A Terceira Turma do Tribunal Regional do Trabalho da 18ª Região (TRT de Goiás), por unanimidade, manteve a condenação de uma construtora e de um motorista por litigância de má-fé. As partes devem recolher uma multa para o Fundo de Amparo do Trabalhador (FAT) no percentual de 8% sobre o valor da ação. A decisão foi tomada durante o julgamento do recurso ordinário do trabalhador, em que pediu a reversão da multa em seu favor, uma vez que teria sido a parte lesada no contrato de trabalho.

O Juízo da Vara do Trabalho de Goiás havia condenado tanto o trabalhador como o empregador ao pagamento de multa por litigância de má-fé. Ao analisar o caso, o relator do processo, desembargador Marcelo Pedra, explicou que um dos objetivos dessa multa é impor uma sanção à parte que usa o processo de forma abusiva, seja para falsear a realidade ou com intenção protelatória, não só prejudicando a parte contrária, mas também induzindo o julgador a erro.
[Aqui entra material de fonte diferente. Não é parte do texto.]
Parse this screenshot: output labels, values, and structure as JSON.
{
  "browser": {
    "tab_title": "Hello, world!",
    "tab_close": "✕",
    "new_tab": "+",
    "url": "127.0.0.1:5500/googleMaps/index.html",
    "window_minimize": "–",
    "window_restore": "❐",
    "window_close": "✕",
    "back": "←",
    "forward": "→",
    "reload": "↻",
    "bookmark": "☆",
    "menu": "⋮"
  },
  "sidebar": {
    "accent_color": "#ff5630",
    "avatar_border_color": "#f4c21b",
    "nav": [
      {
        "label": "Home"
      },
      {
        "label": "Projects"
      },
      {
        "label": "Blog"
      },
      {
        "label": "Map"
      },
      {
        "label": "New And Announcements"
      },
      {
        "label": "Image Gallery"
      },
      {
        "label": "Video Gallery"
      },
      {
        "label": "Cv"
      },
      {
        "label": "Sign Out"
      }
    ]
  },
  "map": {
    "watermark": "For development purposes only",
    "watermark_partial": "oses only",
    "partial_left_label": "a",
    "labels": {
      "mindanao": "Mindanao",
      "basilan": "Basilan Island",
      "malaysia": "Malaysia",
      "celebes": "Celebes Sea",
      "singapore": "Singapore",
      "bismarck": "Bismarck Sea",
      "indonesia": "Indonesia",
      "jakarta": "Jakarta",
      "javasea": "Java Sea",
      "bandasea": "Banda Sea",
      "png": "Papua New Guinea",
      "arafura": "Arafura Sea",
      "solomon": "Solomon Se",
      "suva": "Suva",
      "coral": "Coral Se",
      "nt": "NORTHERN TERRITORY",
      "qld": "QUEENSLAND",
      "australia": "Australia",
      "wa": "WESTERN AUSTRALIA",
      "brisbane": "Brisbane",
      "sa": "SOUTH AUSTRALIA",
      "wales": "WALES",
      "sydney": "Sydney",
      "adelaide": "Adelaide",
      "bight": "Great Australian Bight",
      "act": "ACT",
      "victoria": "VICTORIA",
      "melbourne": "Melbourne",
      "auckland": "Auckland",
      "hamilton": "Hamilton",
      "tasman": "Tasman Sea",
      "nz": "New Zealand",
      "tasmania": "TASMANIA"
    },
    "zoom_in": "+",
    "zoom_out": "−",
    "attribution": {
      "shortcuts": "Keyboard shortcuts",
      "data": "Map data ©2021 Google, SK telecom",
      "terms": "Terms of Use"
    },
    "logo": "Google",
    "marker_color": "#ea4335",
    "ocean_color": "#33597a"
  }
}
O desembargador pontuou que a sentença foi clara ao fundamentar a conduta das partes. Nogueira disse que a construtora afirmou haver regularidade dos depósitos do FGTS, enquanto o trabalhador anexou aos autos extrato analítico confirmando que até maio de 2023 não houve recolhimento de FGTS.

Em relação ao motorista, o relator disse que ele gravou e divulgou um vídeo, durante o expediente e no local de trabalho, afirmando que a empresa não teria depositado o FGTS. De acordo com a ação, o motorista teria negado a divulgação inicialmente, mas em depoimento pessoal teria confessado que enviou a gravação para os superiores e que repassou o vídeo para os colegas por meio do WhatsApp. Nogueira lembrou que esse aplicativo é uma rede social, que juntamente com o “Instagram” e “Facebook”, fazem parte da Meta Platforms, conglomerado estadunidense de tecnologia e mídia social.

No fundo, desfocado, há o tronco de um homem vestido de terno, sentado na mesa e apoiando os braços sobre a mesma, o homem está escrevendo num papel com uma caneta. Na frente do homem, sobre a mesa, há um martelo de justiça em foco. Para o relator, ambas as partes tentaram alterar a verdade dos fatos, contrariando o dever de lealdade e boa-fé processual. Marcelo Nogueira disse que a multa aplicada tem caráter sancionador, não se vinculando necessariamente à existência de eventual prejuízo sofrido pela parte contrária. O relator destacou que no caso dos autos o prejuízo é da própria Administração da Justiça, conforme previsão da CLT.

O desembargador entendeu que o pedido feito pelo motorista para reverter a multa em seu favor, em que pese a inexistência de previsão legal para a destinação de multas por litigância de má-fé ao FAT, é contrário ao princípio que veda às partes obter benefício da própria torpeza, aplicável ao caso. “Portanto, tem-se por razoável a solução adotada pelo juízo ‘a quo’”, disse o relator ao negar provimento ao recurso e manter a destinação da multa para o FAT.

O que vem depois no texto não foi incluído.